Tuesday, 10/11/2011 12:33:56 AM

Tuesday, October 11, 2011 12:33:56 AM

Post# of 257372

Pfizer thought that the agent could also work in treating head and neck cancers and lung cancer when it originally invested in the development, but then realized it was limited to GBM, said Dr James Vredenburgh, medical director of Adult Clinical Services at Duke University Medical Center. This is the only reason it was dropped, he said.

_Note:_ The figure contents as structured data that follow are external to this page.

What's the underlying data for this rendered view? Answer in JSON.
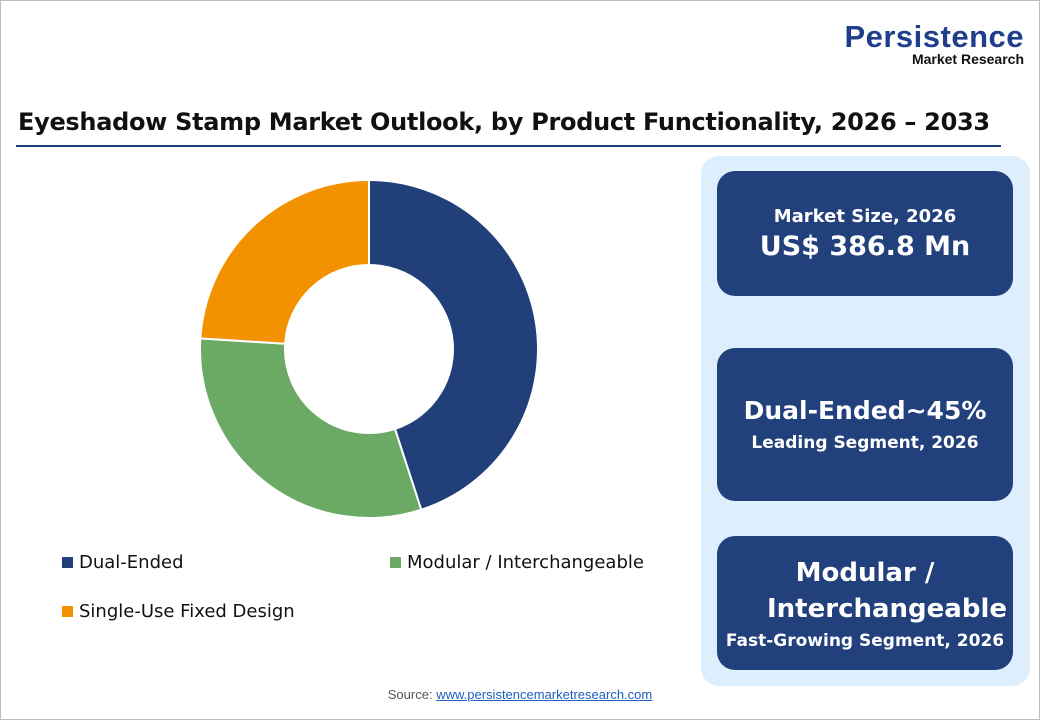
{
  "logo": {
    "line1": "Persistence",
    "line2": "Market Research"
  },
  "chart_data": {
    "type": "pie",
    "title": "Eyeshadow Stamp Market Outlook, by Product Functionality, 2026 – 2033",
    "categories": [
      "Dual-Ended",
      "Modular / Interchangeable",
      "Single-Use Fixed Design"
    ],
    "values": [
      45,
      31,
      24
    ],
    "unit": "%",
    "colors": [
      "#21407a",
      "#6aaa64",
      "#f39200"
    ],
    "donut": true,
    "legend_placement": "bottom"
  },
  "cards": [
    {
      "label": "Market Size, 2026",
      "value": "US$ 386.8 Mn"
    },
    {
      "value": "Dual-Ended~45%",
      "label": "Leading Segment, 2026"
    },
    {
      "value": "Modular / Interchangeable",
      "label": "Fast-Growing Segment, 2026"
    }
  ],
  "source": {
    "label": "Source:",
    "link": "www.persistencemarketresearch.com"
  }
}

Pfizer abandoned rindopepimut because it did not have a worthwhile response, said Dr Joseph Landolfi, a neuro-oncologist at the New Jersey Neuroscience Institute at JFK Medical Center. Immunocellular's (OTC:IMUC) ICT-107 had good Phase I results, he said, noting that the PFS (progression free survival) benefit seen with rindopepimut was not as good in comparison. It is possible that Pfizer saw the vast difference between the two and felt it did not want to "roll the dice," he said.

Patients treated with ICT-107 demonstrated two-year survival rates of 80% with a median PFS rate of 17.7 months. Even with Temodar and radiation, the Celldex vaccine does not compete, he said.

LOL And how does Dr. Landolfi know that PFE dropped rindopepimut because it didn't have a worthwhile response? Seems like Dr. Vredenburgh disagrees with that notion. And the assertion that the CLDX vaccine "does not compete" is silly because, as noted later in the article, it's not even a comparable patient population. It sounds like the patient population targeted by the CLDX GBM vaccine (EGFRvIII) is much harder to treat than the patient population targeted by the IMUC GBM vaccine so it would make sense that the IMUC numbers might look better on the surface.